Ready to get cooking with this nutrient-dense superfood? Here are the best quinoa recipes.

Quinoa Granola

Here’s a gluten-free recipe that packs some crunch! This quinoa breakfast granola incorporates uncooked sprouted quinoa for that ideal crispy texture along with rolled oats and maple syrup.

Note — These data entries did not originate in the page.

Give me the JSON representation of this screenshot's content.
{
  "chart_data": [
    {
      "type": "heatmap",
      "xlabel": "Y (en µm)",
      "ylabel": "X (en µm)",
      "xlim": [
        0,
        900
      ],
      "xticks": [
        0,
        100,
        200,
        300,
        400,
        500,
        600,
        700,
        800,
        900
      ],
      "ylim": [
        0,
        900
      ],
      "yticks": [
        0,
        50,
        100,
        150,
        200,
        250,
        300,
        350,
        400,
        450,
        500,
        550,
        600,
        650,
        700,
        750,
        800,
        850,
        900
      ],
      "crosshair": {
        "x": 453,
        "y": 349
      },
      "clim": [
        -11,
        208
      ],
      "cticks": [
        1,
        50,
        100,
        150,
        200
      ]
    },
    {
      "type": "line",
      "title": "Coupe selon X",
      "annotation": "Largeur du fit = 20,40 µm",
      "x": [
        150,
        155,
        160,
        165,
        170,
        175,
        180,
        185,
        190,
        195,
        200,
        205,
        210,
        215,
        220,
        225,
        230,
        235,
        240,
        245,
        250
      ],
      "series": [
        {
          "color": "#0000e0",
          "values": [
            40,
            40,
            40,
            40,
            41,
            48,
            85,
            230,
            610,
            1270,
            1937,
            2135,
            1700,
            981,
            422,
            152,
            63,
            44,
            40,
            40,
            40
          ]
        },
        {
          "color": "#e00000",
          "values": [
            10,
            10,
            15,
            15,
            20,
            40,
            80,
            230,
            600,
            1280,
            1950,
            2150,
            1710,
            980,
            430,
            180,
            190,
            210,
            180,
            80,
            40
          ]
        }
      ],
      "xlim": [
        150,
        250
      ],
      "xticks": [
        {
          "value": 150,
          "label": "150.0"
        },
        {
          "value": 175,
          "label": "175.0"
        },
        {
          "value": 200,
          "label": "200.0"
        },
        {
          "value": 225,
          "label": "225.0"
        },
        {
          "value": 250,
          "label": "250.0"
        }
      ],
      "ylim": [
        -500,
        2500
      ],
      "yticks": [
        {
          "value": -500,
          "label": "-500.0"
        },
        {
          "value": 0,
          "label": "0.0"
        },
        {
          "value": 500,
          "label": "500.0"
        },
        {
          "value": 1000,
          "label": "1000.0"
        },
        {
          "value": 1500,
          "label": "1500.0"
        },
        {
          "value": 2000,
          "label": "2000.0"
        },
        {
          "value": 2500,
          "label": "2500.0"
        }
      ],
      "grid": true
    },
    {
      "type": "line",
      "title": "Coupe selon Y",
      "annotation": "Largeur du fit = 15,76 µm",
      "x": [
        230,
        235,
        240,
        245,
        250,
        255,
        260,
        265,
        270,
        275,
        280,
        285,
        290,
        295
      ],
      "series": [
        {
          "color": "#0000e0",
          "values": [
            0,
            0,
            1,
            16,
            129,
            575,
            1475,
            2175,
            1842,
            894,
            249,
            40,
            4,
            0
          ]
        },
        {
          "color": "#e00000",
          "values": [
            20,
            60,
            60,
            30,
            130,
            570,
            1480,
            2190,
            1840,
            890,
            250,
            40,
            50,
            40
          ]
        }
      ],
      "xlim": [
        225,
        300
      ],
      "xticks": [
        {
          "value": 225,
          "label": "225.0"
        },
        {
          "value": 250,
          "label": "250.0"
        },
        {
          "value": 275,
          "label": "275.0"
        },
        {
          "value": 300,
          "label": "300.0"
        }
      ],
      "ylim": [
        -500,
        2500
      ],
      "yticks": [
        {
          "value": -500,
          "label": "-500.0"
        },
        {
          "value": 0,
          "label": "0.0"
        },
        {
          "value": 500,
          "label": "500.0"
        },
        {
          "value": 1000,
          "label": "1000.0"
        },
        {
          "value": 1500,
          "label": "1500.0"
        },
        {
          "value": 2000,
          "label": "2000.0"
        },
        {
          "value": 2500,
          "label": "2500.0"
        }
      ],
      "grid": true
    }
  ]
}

Gluten-Free Pumpkin Quinoa Pancakes

Ready to slay brunch? Your friends will flip for these gluten-free pancakes, made with quinoa flour, pumpkin purée and coconut oil.

Quinoa Crunch Bars

Move over, crispy rice crunch bars! Puffed quinoa is the perfect healthier alternative when paired with decadent dark chocolate and creamy white chocolate.

Quinoa Porridge

We have a feeling Goldilocks would be all over this superfuel porridge, made with quinoa, almond milk, and ghee and topped with Greek yogurt, almond butter, and raspberry jam.

Quinoa Breakfast Bars

These no-bake, chewy quinoa bars are packed with superfood nutrients for a morning boost, including almonds, shredded coconut, dried cranberries, chia seeds, and pumpkin seeds.

Quinoa Tabbouleh

This variation on a traditional tabbouleh swaps out bulgur wheat for quinoa then ups the flavor quotient with premium olive oil, juicy cherry tomatoes, salty feta, and tons of fresh herbs.

Tri-Colored Quinoa Salad

This simple but satisfying salad is the perfect combo of fresh ingredients, textures, and heartiness (plus, it’s easy on the eyes). Tri-colored quinoa is tossed with dried fruit, sliced almonds, fresh herbs, and crunchy ribbons of zucchini and topped with an exotic dressing of lemon juice, cinnamon, cumin, and chili flakes.